(BUENOS AIRES).- Juan Román Riquelme volvió a poner el foco en Alan Lescano, mediocampista de Argentinos Juniors, para cubrir la posible salida de Tomás Belmonte de Boca. La dirigencia xeneize entiende que si Belmonte se va, el sector central del equipo necesitará un intérprete con dinámica, juego asociado y llegada al área, y el perfil de Lescano encaja en esa búsqueda.
Belmonte había llegado para darle equilibrio al mediocampo, pero una eventual partida obligaría a Riquelme y a Rodolfo Arruabarrena a rearmar esa zona sin perder variantes. El volante de Argentinos ya había sido observado con anterioridad y ahora el escenario vuelve a ponerlo en carpeta como una alternativa concreta para reforzar a Boca en el corto plazo.
Lescano se destacó en el Bicho por su capacidad técnica, su movilidad para moverse por distintos sectores del ataque y su facilidad para participar en la generación de juego. En un contexto donde Boca expuso dificultades en la construcción —la dura derrota ante Deportivo Riestra dejó a la vista la falta de un futbolista que rompa líneas—, un mediocampista con esas características aparece como una solución atractiva.
Su perfil combina técnica individual, buena pegada y capacidad para moverse por distintos sectores del mediocampo ofensivo. Ese desequilibrio le daría a Boca una variante diferente en un plantel que, tras la caída con Riestra, aumentó la necesidad de contar con jugadores capaces de romper líneas y generar peligro en ataque.
La negociación podría encaminarse con cierta fluidez porque Argentinos Juniors tiene ahora la totalidad de la ficha. El club de La Paternal adquirió el porcentaje que pertenecía a Gimnasia de La Plata y eso le permite a Boca sentarse a charlar directamente sin depender de terceros. Sin embargo, el jugador tiene contrato hasta diciembre de 2027 y la valoración que maneja Argentinos es alta, por lo que el Xeneize debería hacer una inversión importante si decide avanzar formalmente.

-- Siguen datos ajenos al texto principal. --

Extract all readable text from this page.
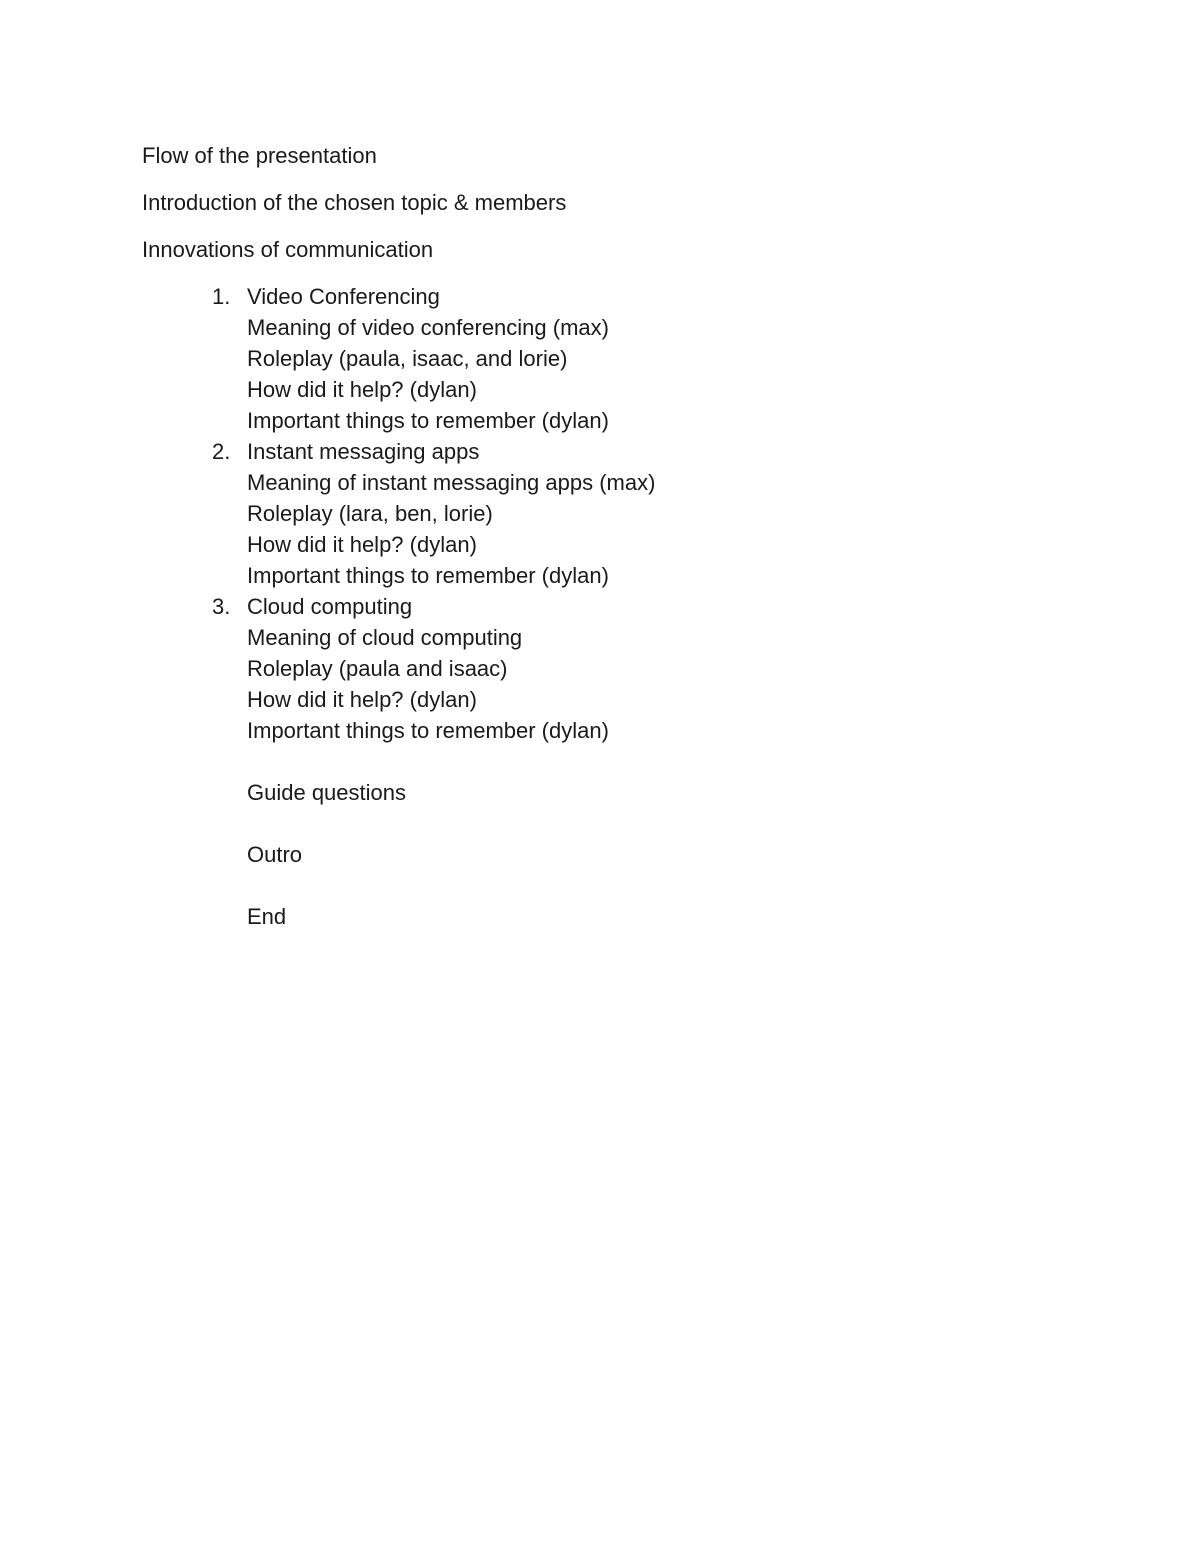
Flow of the presentation

Introduction of the chosen topic & members

Innovations of communication

1. Video Conferencing
Meaning of video conferencing (max)
Roleplay (paula, isaac, and lorie)
How did it help? (dylan)
Important things to remember (dylan)
2. Instant messaging apps
Meaning of instant messaging apps (max)
Roleplay (lara, ben, lorie)
How did it help? (dylan)
Important things to remember (dylan)
3. Cloud computing
Meaning of cloud computing
Roleplay (paula and isaac)
How did it help? (dylan)
Important things to remember (dylan)
Guide questions
Outro
End
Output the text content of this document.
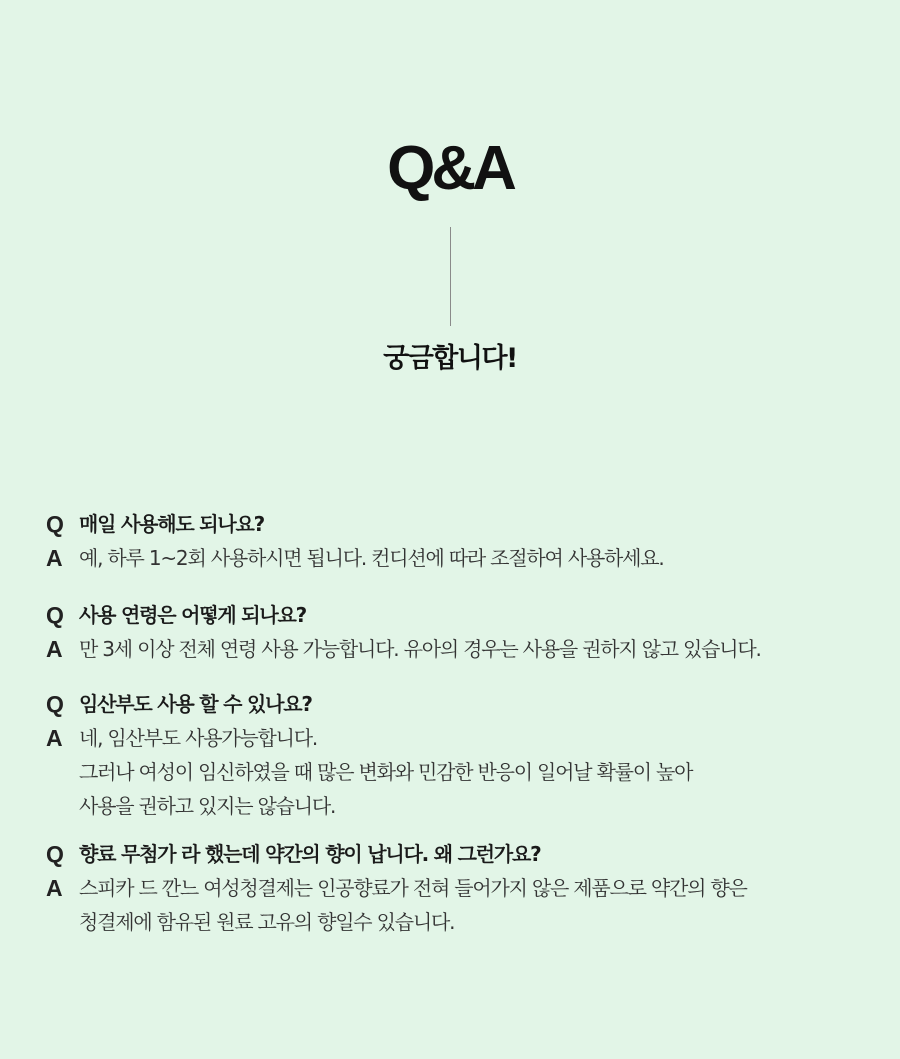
Q&A
궁금합니다!
Q 매일 사용해도 되나요?
A 예, 하루 1~2회 사용하시면 됩니다. 컨디션에 따라 조절하여 사용하세요.
Q 사용 연령은 어떻게 되나요?
A 만 3세 이상 전체 연령 사용 가능합니다. 유아의 경우는 사용을 권하지 않고 있습니다.
Q 임산부도 사용 할 수 있나요?
A 네, 임산부도 사용가능합니다.
그러나 여성이 임신하였을 때 많은 변화와 민감한 반응이 일어날 확률이 높아
사용을 권하고 있지는 않습니다.
Q 향료 무첨가 라 했는데 약간의 향이 납니다. 왜 그런가요?
A 스피카 드 깐느 여성청결제는 인공향료가 전혀 들어가지 않은 제품으로 약간의 향은
청결제에 함유된 원료 고유의 향일수 있습니다.
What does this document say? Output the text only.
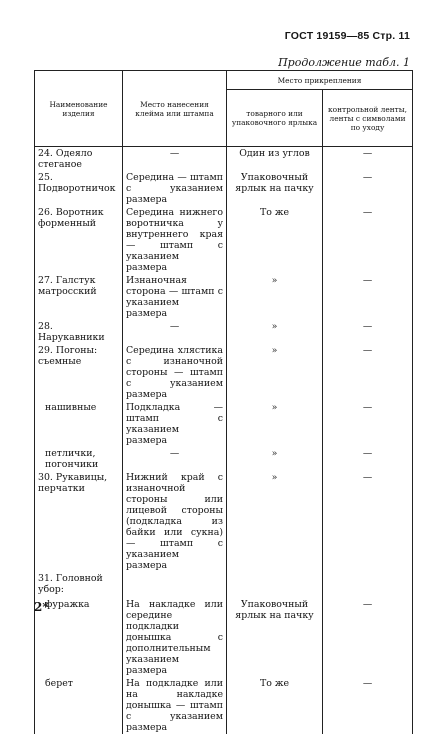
ГОСТ 19159—85 Стр. 11
Продолжение табл. 1
Наименование изделия	Место нанесения клейма или штампа	Место прикрепления	
		товарного или упаковочного ярлыка	контрольной ленты, ленты с символами по уходу
24. Одеяло стеганое	—	Один из углов	—
25. Подворотничок	Середина — штамп с указанием размера	Упаковочный ярлык на пачку	—
26. Воротник форменный	Середина нижнего воротничка у внутреннего края — штамп с указанием размера	То же	—
27. Галстук матросский	Изнаночная сторона — штамп с указанием размера	»	—
28. Нарукавники	—	»	—
29. Погоны: съемные	Середина хлястика с изнаночной стороны — штамп с указанием размера	»	—
нашивные	Подкладка — штамп с указанием размера	»	—
петлички, погончики	—	»	—
30. Рукавицы, перчатки	Нижний край с изнаночной стороны или лицевой стороны (подкладка из байки или сукна) — штамп с указанием размера	»	—
31. Головной убор:			
фуражка	На накладке или середине подкладки донышка с дополнительным указанием размера	Упаковочный ярлык на пачку	—
берет	На подкладке или на накладке донышка — штамп с указанием размера	То же	—
2*
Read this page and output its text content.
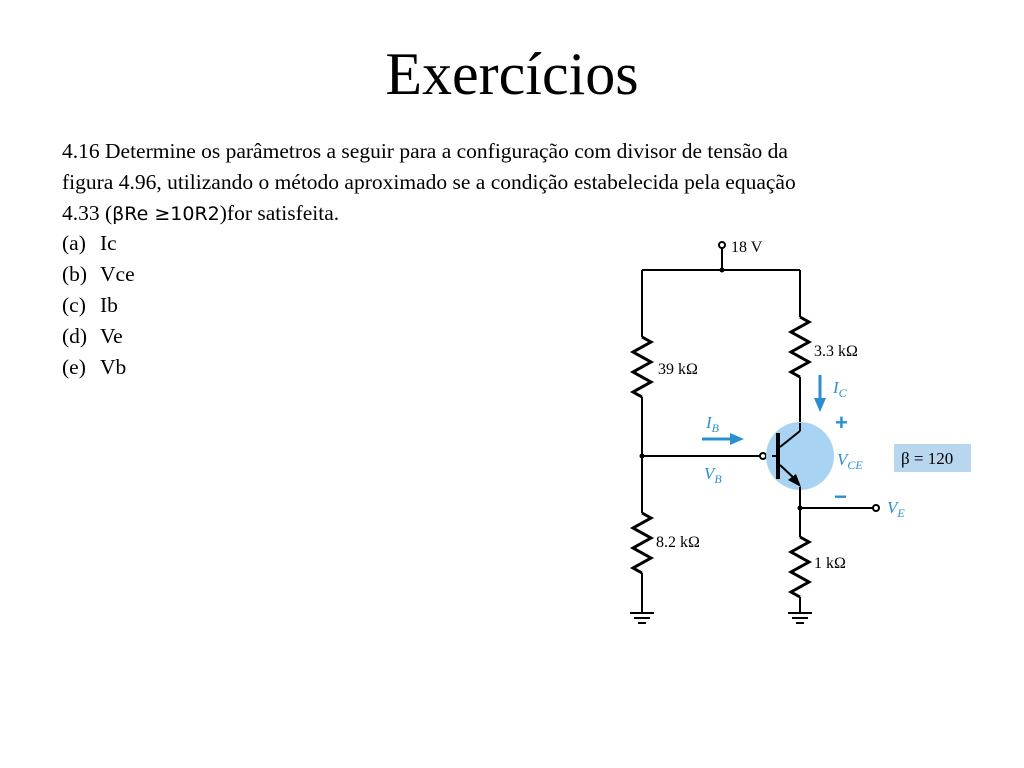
Exercícios
4.16 Determine os parâmetros a seguir para a configuração com divisor de tensão da
figura 4.96, utilizando o método aproximado se a condição estabelecida pela equação
4.33 (βRe ≥10R2)for satisfeita.
(a) Ic
(b) Vce
(c) Ib
(d) Ve
(e) Vb
18 V
39 kΩ
8.2 kΩ
3.3 kΩ
1 kΩ
$I_B$
$V_B$
$I_C$
$V_{CE}$
$V_E$
+
−
β = 120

La mirada sobre Lescano no obedece solo a una urgencia del momento. Riquelme busca sostener una política de plantel que prioriza futbolistas jóvenes con margen de crecimiento y capacidad de convertirse en protagonistas, y el volante se inscribe en ese modelo que la dirigencia considera fundamental para el proyecto deportivo.
Mientras el mercado avanza, en Brandsen 805 evalúan si la salida de Belmonte se concreta para activar luego los contactos por Lescano. La decisión quedará en manos de Riquelme, que deberá moverse rápido para no perder a un apuntado que vuelve a aparecer en el radar justo cuando Boca necesita respuestas futbolísticas. La novela recién comienza y promete más capítulos en las próximas semanas.